ICC leaders won’t go into details about the new initiative prior to its launch date, but say it will involve several Israel-related “mega-events” at universities throughout the country; Israel trips for student leaders that stress “advanced advocacy” and Israel’s accomplishments in realms beyond the military; the launch of a new Web site, www.israelstartswithi.org; and efforts to allow campuses and students to customize initiatives that promote and enhance relationships between U.S. universities and Israel.

The report highlights several customized student projects in the past year to promote Israel’s image on campus. Among them was a documentary film made by Duke University student Maital Guttman that focused on young Israelis preparing to enlist in the army. The film was intended to change the perception of Israel at Duke by examining similarities and differences between Israeli and American youth.

“People are looking for a different way to understand the conflict,” Guttman says. “The film shows a more complicated and more real side of Israel.”

The documentary has been screened several times at Duke, and will be shown on other campuses across the country as part of the new ICC initiative.

The yearbook also includes a calendar documenting dozens of Israel-related activities that took place on campus during the 2004-2005 academic year. Among them are student-sponsored efforts to combat moves to divest from Israel and “Let Our Students Go!” — an ICC project urging activists to protest barriers to study-abroad programs in Israel.

It further puts campus Israel activism in historical context and looks at specific challenges facing Israel on U.S. colleges, including an academic environment often at odds with or even hostile to pro-Israel sentiments.

While there is a need to tailor efforts to specific campuses, “the anti-Israel onslaught is fairly monolithic,” says Charles Jacobs, president of the David Project, a pro-Israel group that produced a controversial documentary alleging intimidation of Jewish students by pro-Palestinian professors at Columbia University.

“The combination of factors on that campus — egregious behavior on the part of professors, courageous Jewish students willing to speak out, a city with an aggressive press, a strong Jewish community, and more — will not be found everywhere,” he says.

“Still, the anti-Israel campaign on campuses has general characteristics: It is nationally or even internationally organized; it is based on the same set of lies and misunderstandings; anti-Israel feelings are embedded in the American professoriate nationwide; and the radical-left/Muslim alliance is the engine,” he says.

The intifada roused Jewish professionals, says Lisa Eisen, chair of the ICC’s steering committee and program director of the Charles and Lynn Schusterman Family Foundation. The foundation founded the coalition in 2002 along with Hillel: The Foundation for Jewish Campus Life and a larger network of organizations.

“When the intifada began, the watchword was, ‘the campuses are on fire,’ ” she says. “The fact is, they weren’t on fire. There were fires, and students were really not very prepared.”

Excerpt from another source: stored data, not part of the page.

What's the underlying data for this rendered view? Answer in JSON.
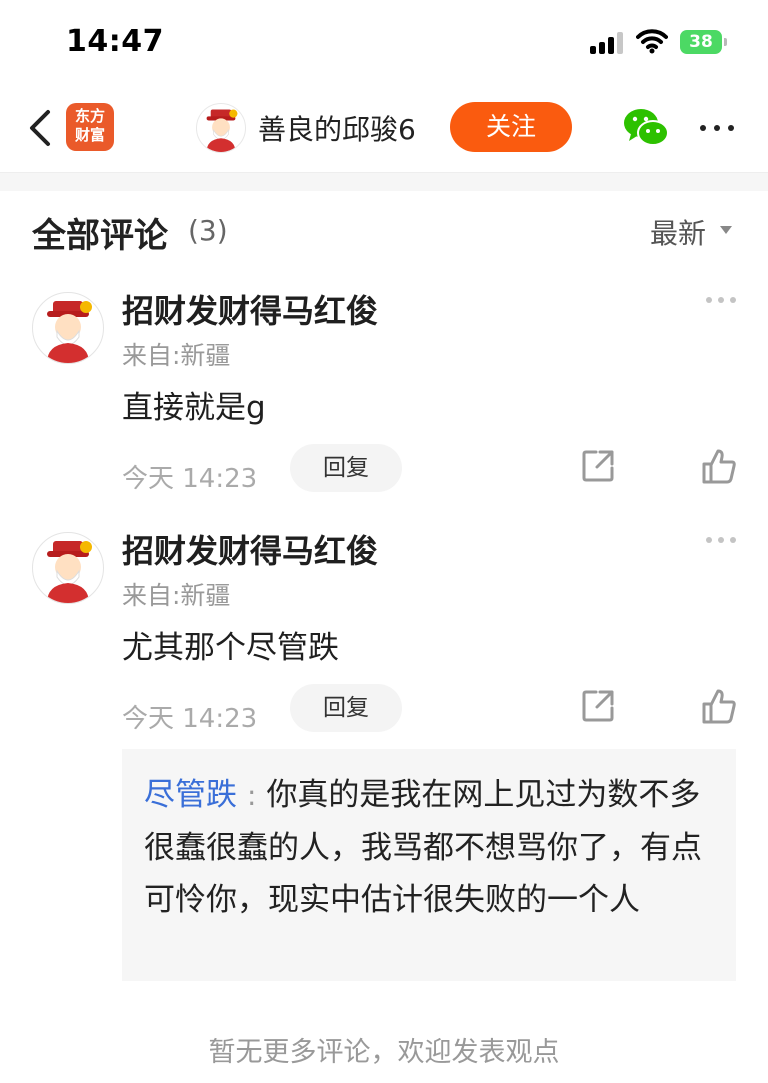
{
  "status_bar": {
    "time": "14:47",
    "battery": "38"
  },
  "nav": {
    "logo_line1": "东方",
    "logo_line2": "财富",
    "username": "善良的邱骏6",
    "follow_label": "关注"
  },
  "comments_header": {
    "title": "全部评论",
    "count": "(3)",
    "sort_label": "最新"
  },
  "comments": [
    {
      "author": "招财发财得马红俊",
      "location": "来自:新疆",
      "text": "直接就是g",
      "time": "今天 14:23",
      "reply_label": "回复"
    },
    {
      "author": "招财发财得马红俊",
      "location": "来自:新疆",
      "text": "尤其那个尽管跌",
      "time": "今天 14:23",
      "reply_label": "回复"
    }
  ],
  "quoted_reply": {
    "author": "尽管跌",
    "separator": ":",
    "text": "你真的是我在网上见过为数不多很蠢很蠢的人，我骂都不想骂你了，有点可怜你，现实中估计很失败的一个人"
  },
  "footer": {
    "note": "暂无更多评论，欢迎发表观点"
  },
  "colors": {
    "accent": "#fa5b0f",
    "link_blue": "#3a6fd8",
    "logo_red": "#ea5a2a",
    "wechat_green": "#2dc100"
  }
}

“It was a real wake-up call when the intifada started that we had not done our homework with our young people,” she adds.

Since then, Eisen says, projects like Guttman’s have been having the desired effect, and the perception of Israel on campus has improved. That’s of extraordinary import, she says.

“All of the future leaders, the future policy makers and opinion shapers in this country, their opinions are being forged on college campuses right now,” she says. “We need to work with them, to educate them, to connect them to Israel right now.”